Jürgen Bode wies schon auf die „Demografie-Falle“ hin, bei der man ab 2025 einen Jahrgang weniger habe und sich auf diese Situation einstellen müsse. Die IHK gehe mit Ausbildungs-Scouts in die Schulen, um über die veränderte Arbeitswelt und die Berufe zu informieren. Man dürfe aber auch ausländische Fachkräfte nicht aus den Augen verlieren, die aus dem Westbalkan und aus der Türkei kommen und derzeit auch aus China, zum Beispiel im Gastronomiebereich.

***

Dieter Sauer (Sozialamt) und Werner Mahr (Jobcenter) berichteten dann über die Aufnahme und Integration der Vertriebenen aus der Ukraine. Seit Februar habe man eine sehr große Anzahl von Menschen aufnehmen müssen. „Dies war eine große Herausforderung, weil wir nicht darauf eingestellt waren. Inzwischen sind rund 650 Menschen aus diesem Gebiet bei uns und wir stehen dabei vor einer ständigen Fluktuation“, betonte Dieter Sauer. Viele gingen weiter zu Verwandten oder Bekannten oder kehrten auch in ihre Heimat zurück. Vordringlich sei die Bereitstellung von Unterkünften gewesen und hierfür habe man 479 Plätze angeboten. Die Aufnahmebereitschaft aus der Bevölkerung sei groß und die Notplätze wie in der Frauengrundhalle in Ebern seien aber nie voll ausgenützt worden. Aktuell habe der Zustrom nachgelassen und es kämen nur noch vereinzelt Personen aus der Ukraine zu uns.

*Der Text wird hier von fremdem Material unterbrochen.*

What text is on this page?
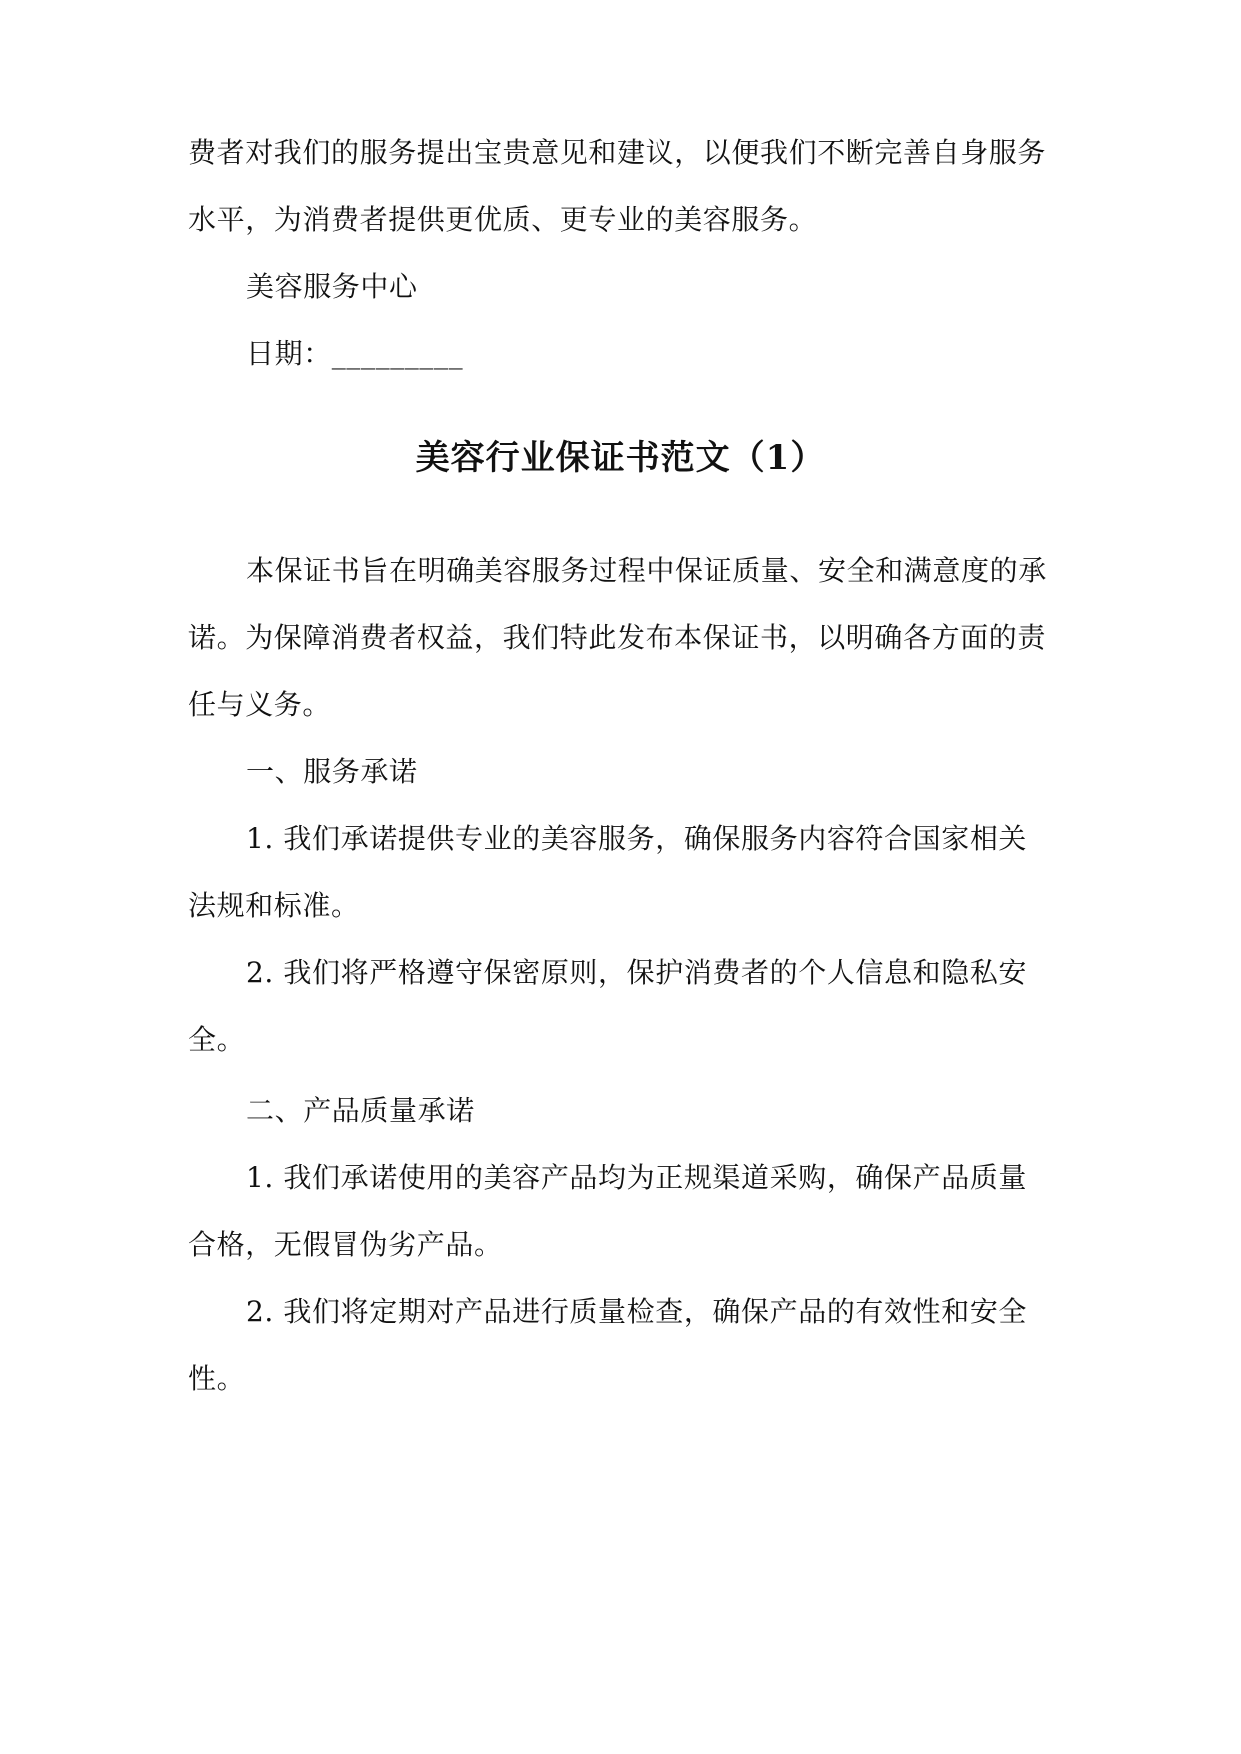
费者对我们的服务提出宝贵意见和建议，以便我们不断完善自身服务
水平，为消费者提供更优质、更专业的美容服务。
美容服务中心
日期：_________
美容行业保证书范文（1）
本保证书旨在明确美容服务过程中保证质量、安全和满意度的承
诺。为保障消费者权益，我们特此发布本保证书，以明确各方面的责
任与义务。
一、服务承诺
1. 我们承诺提供专业的美容服务，确保服务内容符合国家相关
法规和标准。
2. 我们将严格遵守保密原则，保护消费者的个人信息和隐私安
全。
二、产品质量承诺
1. 我们承诺使用的美容产品均为正规渠道采购，确保产品质量
合格，无假冒伪劣产品。
2. 我们将定期对产品进行质量检查，确保产品的有效性和安全
性。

Werner Mahr teilte mit, dass 169 Anträge auf Leistungen nach dem Sozialgesetzbuch II gestellt wurden und über 92 Anträge schon entschieden wurden. Eine nahtlose Leistungsgewährung sei aber sichergestellt. Es seien bereits 189 erwerbsfähige Ukrainer im Fachverfahren erfasst worden und man habe auch einen „Integrations- und Sprachkurs“ mit 65 Plätzen eingerichtet, wobei man insgesamt mit einem Bedarf von 400 Plätzen rechne. Manche pendelten auch zu solchen Kursen nach Schweinfurt oder Bamberg aus und das sei wichtig, denn nur mit einem solchen Kurs hätten sie eine Chance auf dem Arbeitsmarkt.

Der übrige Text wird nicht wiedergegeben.